A wooden table is solid…or is it?

Keith S. Taber

Wood (cork coaster captured with Veho Discovery USB microscope)

Bill was a participant in the Understanding Science Project. Bill (Y7) was explaining that he had been learning about the states of matter, and introduced the notion of there being particles:

So how do you know if something is a solid, a liquid or a gas?

Well, solids they stay same shape and their particles only move a tiny bit

So what are these particles then?

Erm, they're the bits that make it what it is, I think.

Ah. So are there any solids round here?:

Yeah, this table. [The wooden table Bill was sitting at.]

That's a solid, is it?:

Yeah

Technically the terms solid, liquid and gas refer to samples of substances and not objects. From a chemical perspective a table is not solid. A wooden table (such as those in the school laboratory where I talked to Bill) is made of a complex composite material that includes various different substances such as a lignin and cellulose in its structure.

Wood contains some water, and has air pockets, so technically wood is not a solid to a chemist. However, in everyday life we do thing of objects such as tables as being solid.

Yet if wood is heated, water can be driven off. Timber can be mostly water by weight, and is 'seasoned' to remove much of the water content before being used as a construction material. Under the microscope the complex structure of woods can be seen, including spaces containing air.

Bill also suggested that a living plant should be considered a solid.

I think teaching may be a problem here, as when the states of matter are taught it is often not made clear these distinctions only apply clearly to fairly pure samples of substances. In effect the teaching model is that materials occur as solids, liquids and gases – when a good many materials (emulsions, gels, aerosols, etc.) do not fit this model at all well.

Author: Keith

Former school and college science teacher, teacher educator, research supervisor, and research methods lecturer. Emeritus Professor of Science Education at the University of Cambridge.

3 thoughts on “A wooden table is solid…or is it?”

  1. This is actually a very important distinction, not an exotic technical quibble.
    Most children are taught 'science' as a series of definitions and formulas, which must be learned to satisfy the authorities, and which have almost no role in explaining and understanding real life.

    We need to teach children to think. So, when I am teaching the solids-liquids-gases distinction, I always make a point of saying that almost everything they actually see, is a 'composite' of two or even all three of these things. Thus the solid-liquid-gas distinction refers to a pure, homogeneous substance.

    Examples: The air we breathe has water vapor in it, plus lots of tiny solids. The normal 78% Nitrogen, etc pie chart refers to 'pure air'. The example of wood is excellent and I shall add it to my list of examples.

    There are many such mis-apprehensions, over-simplifications in science teaching. When something dissolves in something else … is that a 'chemical' or a 'physical' reaction? When salt dissolves in water … has it become a 'liquid'?

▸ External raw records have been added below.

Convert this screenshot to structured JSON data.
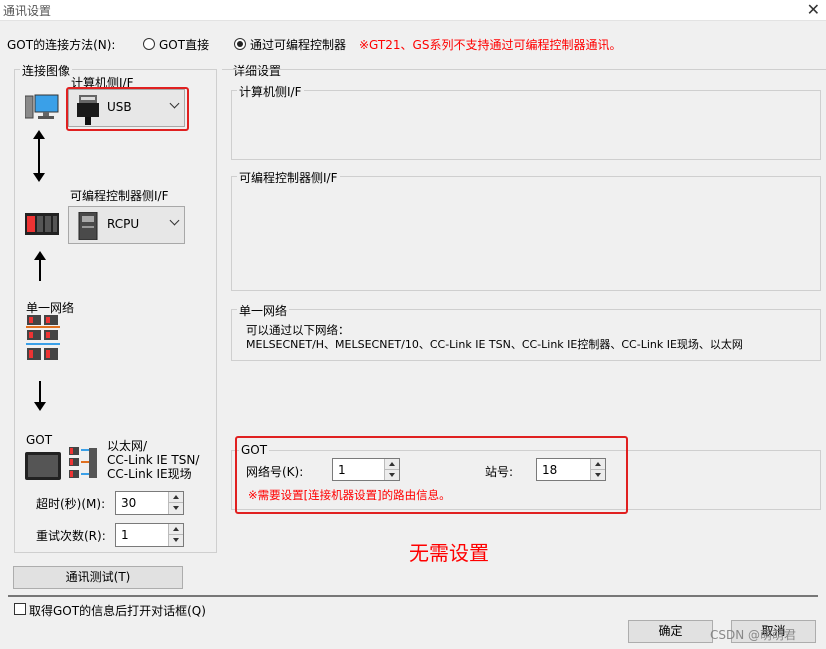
{
  "window": {
    "title": "通讯设置",
    "close_glyph": "✕"
  },
  "connection": {
    "label": "GOT的连接方法(N):",
    "option_direct": "GOT直接",
    "option_plc": "通过可编程控制器",
    "selected": "option_plc",
    "notice": "※GT21、GS系列不支持通过可编程控制器通讯。"
  },
  "image_group": {
    "title": "连接图像",
    "pc_if_label": "计算机侧I/F",
    "pc_if_value": "USB",
    "plc_if_label": "可编程控制器侧I/F",
    "plc_if_value": "RCPU",
    "network_label": "单一网络",
    "got_label": "GOT",
    "got_network_text": "以太网/\nCC-Link IE TSN/\nCC-Link IE现场"
  },
  "timeout": {
    "label": "超时(秒)(M):",
    "value": "30"
  },
  "retry": {
    "label": "重试次数(R):",
    "value": "1"
  },
  "detail": {
    "title": "详细设置",
    "pc_if_title": "计算机侧I/F",
    "plc_if_title": "可编程控制器侧I/F",
    "network_title": "单一网络",
    "network_line1": "可以通过以下网络：",
    "network_line2": "MELSECNET/H、MELSECNET/10、CC-Link IE TSN、CC-Link IE控制器、CC-Link IE现场、以太网"
  },
  "got_group": {
    "title": "GOT",
    "network_no_label": "网络号(K):",
    "network_no_value": "1",
    "station_label": "站号:",
    "station_value": "18",
    "note": "※需要设置[连接机器设置]的路由信息。"
  },
  "annotation": "无需设置",
  "buttons": {
    "test": "通讯测试(T)",
    "ok": "确定",
    "cancel": "取消"
  },
  "checkbox": {
    "label": "取得GOT的信息后打开对话框(Q)",
    "checked": false
  },
  "watermark": "CSDN @萌萌君",
  "colors": {
    "accent_red": "#ff0000",
    "highlight_box": "#e02020"
  }
}
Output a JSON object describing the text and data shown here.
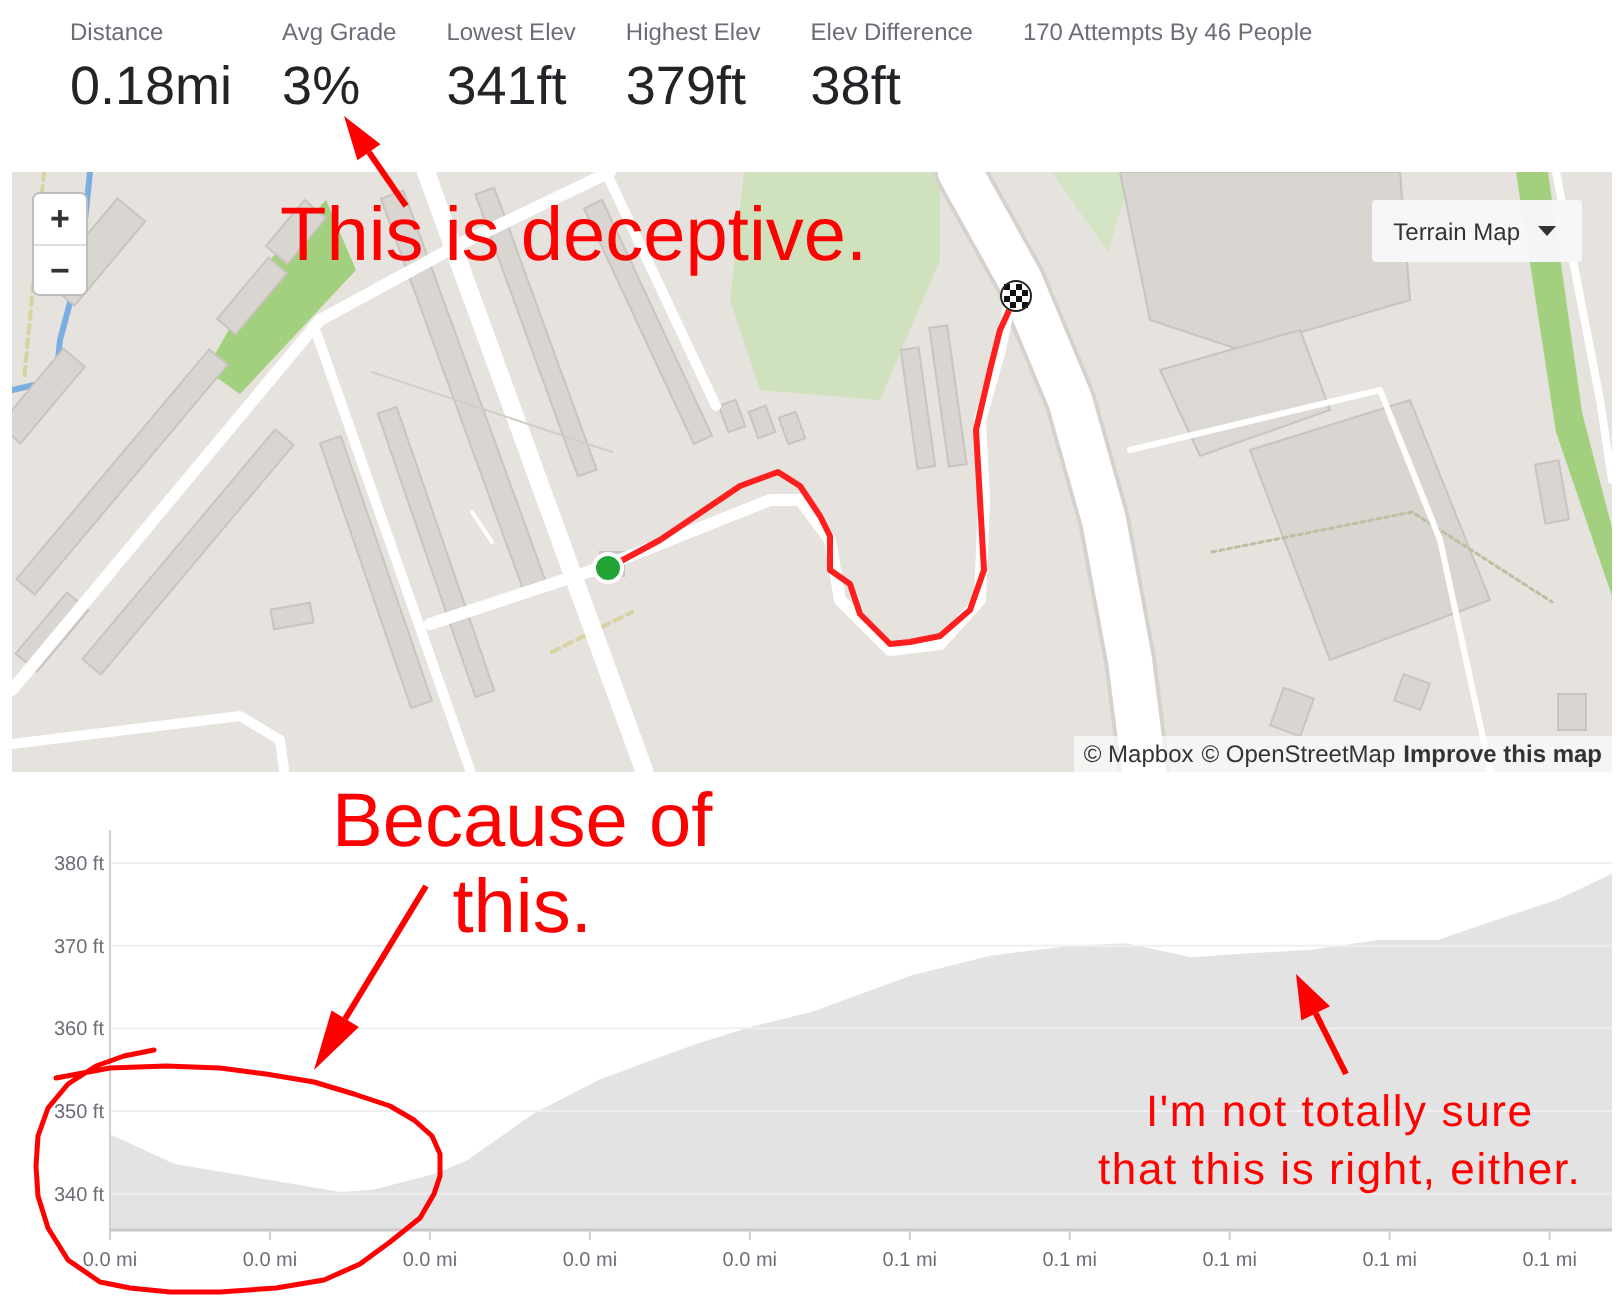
{
  "stats": [
    {
      "label": "Distance",
      "value": "0.18mi"
    },
    {
      "label": "Avg Grade",
      "value": "3%"
    },
    {
      "label": "Lowest Elev",
      "value": "341ft"
    },
    {
      "label": "Highest Elev",
      "value": "379ft"
    },
    {
      "label": "Elev Difference",
      "value": "38ft"
    }
  ],
  "attempts": "170 Attempts By 46 People",
  "map": {
    "zoom_buttons": [
      {
        "label": "+"
      },
      {
        "label": "−"
      }
    ],
    "layer_menu": {
      "label": "Terrain Map"
    },
    "attribution": [
      {
        "label": "© Mapbox",
        "emphasized": false
      },
      {
        "label": "© OpenStreetMap",
        "emphasized": false
      },
      {
        "label": "Improve this map",
        "emphasized": true
      }
    ]
  },
  "elevation_chart": {
    "chart_data": {
      "type": "area",
      "x": [
        0,
        0.004,
        0.0098,
        0.0144,
        0.0165,
        0.0203,
        0.0223,
        0.0265,
        0.0306,
        0.0365,
        0.0403,
        0.0439,
        0.0501,
        0.0551,
        0.0601,
        0.0635,
        0.0676,
        0.0705,
        0.0751,
        0.0793,
        0.083,
        0.0868,
        0.0905,
        0.0939
      ],
      "series": [
        {
          "color": "#e3e3e3",
          "values": [
            347.2,
            343.6,
            341.7,
            340.2,
            340.5,
            342.4,
            344.0,
            349.7,
            353.8,
            358.0,
            360.3,
            362.0,
            366.4,
            368.8,
            370.0,
            370.3,
            368.6,
            369.0,
            369.5,
            370.7,
            370.7,
            373.2,
            375.6,
            378.7
          ]
        }
      ],
      "xlim": [
        0,
        0.0939
      ],
      "ylim": [
        335.6,
        384
      ],
      "xticks": [
        {
          "value": 0,
          "label": "0.0 mi"
        },
        {
          "value": 0.01,
          "label": "0.0 mi"
        },
        {
          "value": 0.02,
          "label": "0.0 mi"
        },
        {
          "value": 0.03,
          "label": "0.0 mi"
        },
        {
          "value": 0.04,
          "label": "0.0 mi"
        },
        {
          "value": 0.05,
          "label": "0.1 mi"
        },
        {
          "value": 0.06,
          "label": "0.1 mi"
        },
        {
          "value": 0.07,
          "label": "0.1 mi"
        },
        {
          "value": 0.08,
          "label": "0.1 mi"
        },
        {
          "value": 0.09,
          "label": "0.1 mi"
        }
      ],
      "yticks": [
        {
          "value": 340,
          "label": "340 ft"
        },
        {
          "value": 350,
          "label": "350 ft"
        },
        {
          "value": 360,
          "label": "360 ft"
        },
        {
          "value": 370,
          "label": "370 ft"
        },
        {
          "value": 380,
          "label": "380 ft"
        }
      ],
      "grid": true
    }
  },
  "annotations": [
    {
      "text": "This is deceptive."
    },
    {
      "text": "Because of\nthis."
    },
    {
      "text": "I'm not totally sure\nthat this is right, either."
    }
  ]
}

    I believe teachers would benefit from looking at the concerns of one Alfred Korzybski, concerning the problems with the verb 'to be'. If we approached all teaching with some suspicion of saying that anything 'is' something else … but rather looked at it from the point of view of asking, "how do we use this word? … what are the (possibly several, possibly contradictory) ways in which it is used?"… we would do a better job of getting our students to think, rather than just learn how to emit one set of symbols when they encounter another set of symbols.

  2. In a well-known critique of Sir Arthur Eddington's popular science writings, Susan Stebbing argued that the word 'solid' means having properties such as those of a plank. It makes no sense to talk of a plank without solidity. (S. Stebbing, Philosophy and the Physicists, 1935.)

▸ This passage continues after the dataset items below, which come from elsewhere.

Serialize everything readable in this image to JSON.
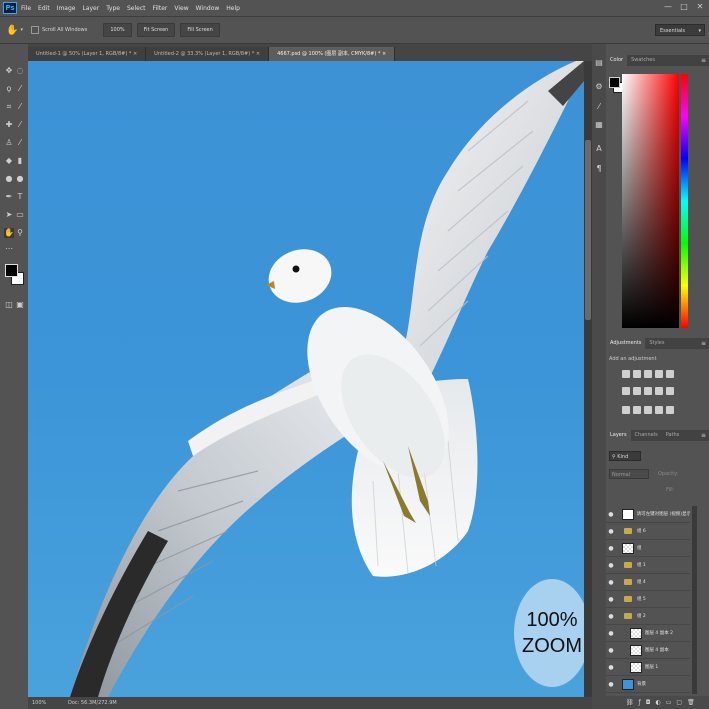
{
  "app": {
    "logo": "Ps"
  },
  "menu": [
    "File",
    "Edit",
    "Image",
    "Layer",
    "Type",
    "Select",
    "Filter",
    "View",
    "Window",
    "Help"
  ],
  "window_controls": {
    "minimize": "—",
    "maximize": "□",
    "close": "✕"
  },
  "options": {
    "scroll_all_windows_label": "Scroll All Windows",
    "zoom_100_label": "100%",
    "fit_screen_label": "Fit Screen",
    "fill_screen_label": "Fill Screen",
    "workspace": "Essentials"
  },
  "tabs": [
    {
      "label": "Untitled-1 @ 50% (Layer 1, RGB/8#) *",
      "close": "×"
    },
    {
      "label": "Untitled-2 @ 33.3% (Layer 1, RGB/8#) *",
      "close": "×"
    },
    {
      "label": "4667.psd @ 100% (图层 副本, CMYK/8#) *",
      "close": "×"
    }
  ],
  "status": {
    "zoom": "100%",
    "doc": "Doc: 56.3M/272.9M"
  },
  "zoom_badge": {
    "line1": "100%",
    "line2": "ZOOM"
  },
  "color_panel": {
    "tabs": [
      "Color",
      "Swatches"
    ],
    "menu": "≡"
  },
  "adjustments_panel": {
    "tabs": [
      "Adjustments",
      "Styles"
    ],
    "hint": "Add an adjustment"
  },
  "layers_panel": {
    "tabs": [
      "Layers",
      "Channels",
      "Paths"
    ],
    "filter_kind": "Kind",
    "blend_mode": "Normal",
    "opacity_label": "Opacity:",
    "fill_label": "Fill:",
    "layers": [
      {
        "name": "请可左键对图层 (视频)显示",
        "type": "layer",
        "visible": "●"
      },
      {
        "name": "组 6",
        "type": "group",
        "visible": "●"
      },
      {
        "name": "组",
        "type": "layer",
        "visible": "●"
      },
      {
        "name": "组 1",
        "type": "group",
        "visible": "●"
      },
      {
        "name": "组 4",
        "type": "group",
        "visible": "●"
      },
      {
        "name": "组 5",
        "type": "group",
        "visible": "●"
      },
      {
        "name": "组 2",
        "type": "group",
        "visible": "●"
      },
      {
        "name": "图层 4 副本 2",
        "type": "layer",
        "visible": "●"
      },
      {
        "name": "图层 4 副本",
        "type": "layer",
        "visible": "●"
      },
      {
        "name": "图层 1",
        "type": "layer",
        "visible": "●"
      },
      {
        "name": "背景",
        "type": "layer",
        "visible": "●"
      }
    ]
  },
  "colors": {
    "foreground": "#000000",
    "background": "#ffffff",
    "sky": "#3b95d8",
    "badge": "#a8d0ef"
  }
}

    1. We perhaps need subscripts: solid1 is what everybody knows that 'solid' means for nearly all purposes in nearly all contexts (like Stebbing's plank*), and solid2 is what scientists strictly mean by 'solid' in technical accounts referring to phase and phase change and related phenomena.

      I do not blame the learners for getting confused, or teachers who have to balance making good sense and being technically correct.

      * And, of course, the length of the plank is always greater than the Planck length!